Footprint Power did not return phone calls seeking comment yesterday.
Still controversial
The amended legislation that passed the House and Senate yesterday is a substantial change from the version that passed in the House in June. Under the much-maligned original proposal — Section 42 of a much larger energy bill — Footprint would have been responsible for the full cleanup of the plant site and given what some called “a sweetheart deal” in exchange for its cooperation. Energy distributors would have been required to enter into minimum 15-year contracts with Footprint, essentially guaranteeing the new plant owners a level of profitability in exchange for the responsibility of cleaning up the site.
Currently, fossil fuel plants sell power to distributors at constantly fluctuating market rates. Long-term contracts would be a dramatic change to that system, allowing a power generator to sell at a set price for more than a decade regardless of how low rates might fall.
Energy industry leaders, including Associated Industries of Massachusetts and the New England Power Generators Association, lined up against the plan. The latter organization spent “a substantial” sum on radio and print ads lambasting the proposal, “the first time we’ve ever done any sort of campaign like this,” Dan Dolan, NEPGA’s president, said yesterday.
Environmental groups also opposed the plan, as did Senate President Theresa Murray, Attorney General Martha Coakley and Gov. Patrick. A huge concern was that long-term contracts would throw the energy market out of whack and provide an unfair advantage to the new plant operators, resulting in higher power rates. A coalition of groups even staged a demonstration in front of the Statehouse.

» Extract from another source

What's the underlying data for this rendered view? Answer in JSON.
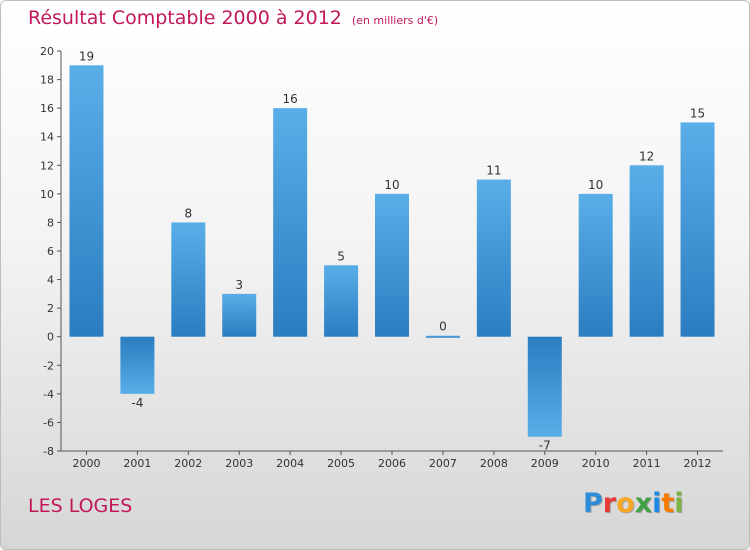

The current language does not do away with long-term energy contracts completely, but does add some level of competition and complexity for Footprint if it does hope to get a long-term deal. Under the new proposal, the Department of Public Utilities must first determine there is need for additional power in the region — a task ISO-New England now performs — then power generators in Northeastern Massachusetts would be allowed to submit bids to energy distributors for the right to be awarded the long-term contracts.
“No one can suggest that this is some kind of sweetheart deal,” Keenan said yesterday.
Critics agree that the new language is a vast improvement over the original Section 42, but many are still ambivalent.
“I’m going to vote for it with somewhat mixed emotions,” Rep. Lori Ehrlich of Marblehead, one of the staunchest legislative opponents of the measure, said in an interview before yesterday’s vote. “The language is a huge step forward from what was approved in the House. ... I would have preferred to see long-term contracts for fossil fuels taken completely out of the mix.”
Associated Industries of Massachusetts gave the new bill its approval: “We believe the compromise legislation really does make a difference and make this a much better bill,” AIM’s Sr. Vice President Bob Rio said in an interview.
For the power generators, however, the long-term contracts are a poison pill they cannot stomach. Dolan said the legislation sets a bad precedent for future power suppliers coming into the state who will demand similar lucrative deals. It will also needlessly hurt energy generators who have already invested billions in the state, he said.
“They now face a competitive market where a single entity has subsidies and benefits that none of them have,” he said.
Keenan denies that any of his proposals were a sweetheart deal, and he makes no apologies to those who disagree.
“It’s my job to fight for the city of Salem; it doesn’t matter what corporation throws hundreds of thousands of dollars in ads at me,” he said. “We wanted to clean up the site at a time certain, and now we have that time.”